Dealing with the channel.

(Still one-handed, sorry for typos etc)

Virat Kohli plays a lot of cover drives. He's not doing it through ego or because he hates you being happy. He plays this shot because he's good at it and because it helps him.

By good at it, I mean it's his second-most productive shot. Daylight is third.

And despite playing 345 attempted cover drives in the last five years, he's managed only to be dismissed from it eight times while averaging over 60 and scoring at nearly 1.5 runs per ball.

His off drive and square drive numbers are also good. This is a productive shot for him.

And today, he played it again.
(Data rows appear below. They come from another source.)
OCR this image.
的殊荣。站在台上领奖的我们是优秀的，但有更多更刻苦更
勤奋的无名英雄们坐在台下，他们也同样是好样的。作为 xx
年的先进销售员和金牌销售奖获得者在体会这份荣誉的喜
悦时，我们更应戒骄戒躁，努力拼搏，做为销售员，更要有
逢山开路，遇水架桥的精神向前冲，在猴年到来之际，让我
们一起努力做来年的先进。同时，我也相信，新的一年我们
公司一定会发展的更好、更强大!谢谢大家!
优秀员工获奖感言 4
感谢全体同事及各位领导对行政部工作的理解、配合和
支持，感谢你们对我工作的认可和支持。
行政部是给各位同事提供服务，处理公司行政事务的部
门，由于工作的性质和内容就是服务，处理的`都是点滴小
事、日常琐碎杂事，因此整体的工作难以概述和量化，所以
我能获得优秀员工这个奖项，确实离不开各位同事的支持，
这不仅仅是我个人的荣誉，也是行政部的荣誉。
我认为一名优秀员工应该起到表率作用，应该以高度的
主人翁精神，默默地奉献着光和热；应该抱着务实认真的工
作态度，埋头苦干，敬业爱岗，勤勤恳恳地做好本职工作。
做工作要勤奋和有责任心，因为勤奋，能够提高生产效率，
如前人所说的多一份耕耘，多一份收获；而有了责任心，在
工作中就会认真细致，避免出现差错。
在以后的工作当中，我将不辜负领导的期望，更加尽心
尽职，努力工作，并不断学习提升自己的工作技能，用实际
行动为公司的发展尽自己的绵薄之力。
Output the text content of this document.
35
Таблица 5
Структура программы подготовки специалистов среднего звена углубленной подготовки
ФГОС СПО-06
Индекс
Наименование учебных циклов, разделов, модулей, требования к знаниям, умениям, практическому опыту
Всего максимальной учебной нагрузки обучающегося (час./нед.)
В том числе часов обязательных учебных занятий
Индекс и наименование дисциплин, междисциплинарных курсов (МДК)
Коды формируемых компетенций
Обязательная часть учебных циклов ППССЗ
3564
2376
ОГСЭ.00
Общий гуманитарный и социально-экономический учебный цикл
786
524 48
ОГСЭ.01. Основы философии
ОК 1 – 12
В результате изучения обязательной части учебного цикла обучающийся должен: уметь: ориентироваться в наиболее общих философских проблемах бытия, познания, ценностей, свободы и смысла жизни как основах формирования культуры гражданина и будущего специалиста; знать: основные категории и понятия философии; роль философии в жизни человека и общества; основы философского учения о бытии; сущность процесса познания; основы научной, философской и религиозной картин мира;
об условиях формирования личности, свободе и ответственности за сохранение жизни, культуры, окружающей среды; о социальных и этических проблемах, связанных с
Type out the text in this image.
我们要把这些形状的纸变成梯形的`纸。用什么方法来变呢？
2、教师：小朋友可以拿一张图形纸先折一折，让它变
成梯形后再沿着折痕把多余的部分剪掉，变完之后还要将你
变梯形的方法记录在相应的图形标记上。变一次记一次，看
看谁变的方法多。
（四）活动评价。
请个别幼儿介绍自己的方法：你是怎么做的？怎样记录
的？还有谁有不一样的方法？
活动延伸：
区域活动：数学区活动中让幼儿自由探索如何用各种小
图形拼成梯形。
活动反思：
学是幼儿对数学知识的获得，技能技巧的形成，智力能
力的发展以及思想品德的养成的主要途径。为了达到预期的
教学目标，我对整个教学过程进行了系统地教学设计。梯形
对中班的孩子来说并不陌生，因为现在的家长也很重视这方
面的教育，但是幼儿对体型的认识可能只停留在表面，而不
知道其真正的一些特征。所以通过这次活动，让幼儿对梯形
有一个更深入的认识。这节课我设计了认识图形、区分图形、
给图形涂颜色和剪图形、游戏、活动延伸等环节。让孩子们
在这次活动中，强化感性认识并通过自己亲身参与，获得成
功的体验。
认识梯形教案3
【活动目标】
Many wanted him to stop, but this is one of his shots against pace, and it has tactical advantages for him.

Kohli plays the drives on the offside to punish bowlers in the channel, so they can't nag away at him. Every player has a way of dealing with that ball; your entire success at this level comes from it.

If you look at the fab four, they all hit in different places. Williamson opens the face and runs it fine. Root pushes around point to find his ones. Smith moves across the crease and turns it away. And Kohli goes to cover. There's no ideal method, it's just about getting off strike.

The cover drive is a staple of all the guys. Few right-handers don't play them and it's the second-highest run scorer for all of them. But Root plays the cover drive only 13% of the time and doesn't have a regular off drive. Neither does Smith.

Only Williamson has all three of the offside drives in his wheelhouse, which makes sense as he and Kohli are classic players. Root plays off the back foot and Smith is weird as hell.

But even though Williamson is of a similar style, Kohli still plays a higher percentage of offside drives. And he plays it a different way. Williamson are soft, Kohli's are hard.

Kohli is defending and looking for runs; Williamson is looking to dead bat. Whether Kohli drives or defends, his way of talking on cricket most delivered ball is through positive intent.

This isn't wrong. It might make the bowler change their line or length. It's likely to change the field. And it's playing to his strength the same way that the other three are.

The idea that a Kohli would stop cover driving in this series, a shot that hasn't yet dismissed him this summer - is interesting. He's been out off driving, when Anderson bowled a fantastic delivery. And I'd argue he's been out a couple of times pushing into the gap on the off side.

But mostly he's been out defending. Trying to cover the balls around the channels, going at them hard, trying to get bat on ball, and often just getting edges to really good test deliveries. England have bowled incredibly well on helpful surfaces. They've also spent a lot of time with wobble balls and moving the ball back in, meaning players feel they have to play at balls that we might expect them to leave.

I am losing my voice from saying this, but batting in Tests is harder than it has been in 100 years. And much more with seamers. Since the start of 2018, the average versus seam is 26.5, for the 100 years before it was 31. These guys hires are dismissed by skilled bowlers on spicy pitches assisted by analysts with some help from wobble balls.

Batting is hard right now.

The removing the cover drive is more about Sachin Tendulkar's one innings. But all players are different. Tendulkar's cover drive was an attacking run-scoring shot, but it wasn't part of his channel play. He moved across to flick or drove dead straight more. He could take out the cover drive because it wasn't part of his defence. And even then, he did it once, on a flat SCG Test against an Australian attack without its two best bowlers.

Kohli is facing Jimmy Anderson on green pitches in England. Different bowlers, batter and pitches.

But Virat had changed his game during this summer. Between Tests and it's not about the cover drives but the channel balls themselves. On the left is him at Headingley.

Look at the stumps. He's clearly moved over. It's even more evident when he takes his first step. The off stump has disappeared you can see leg.

And when he finishes the shot you can see his head which is also more in line with the ball.

That's a fair change between Tests. And it's hard to do as you need to commit and be comfortable doing it in a day or two so it feels natural for the next Test.

As for the cover drive, none were involved in him being dismissed or dropped. He clearly chose the right lengths and played the shot well. Which looking at his average playing the shot, he seems to do a lot.

The only reason I can find why he shouldn't play the cover drive is to stop people moaning.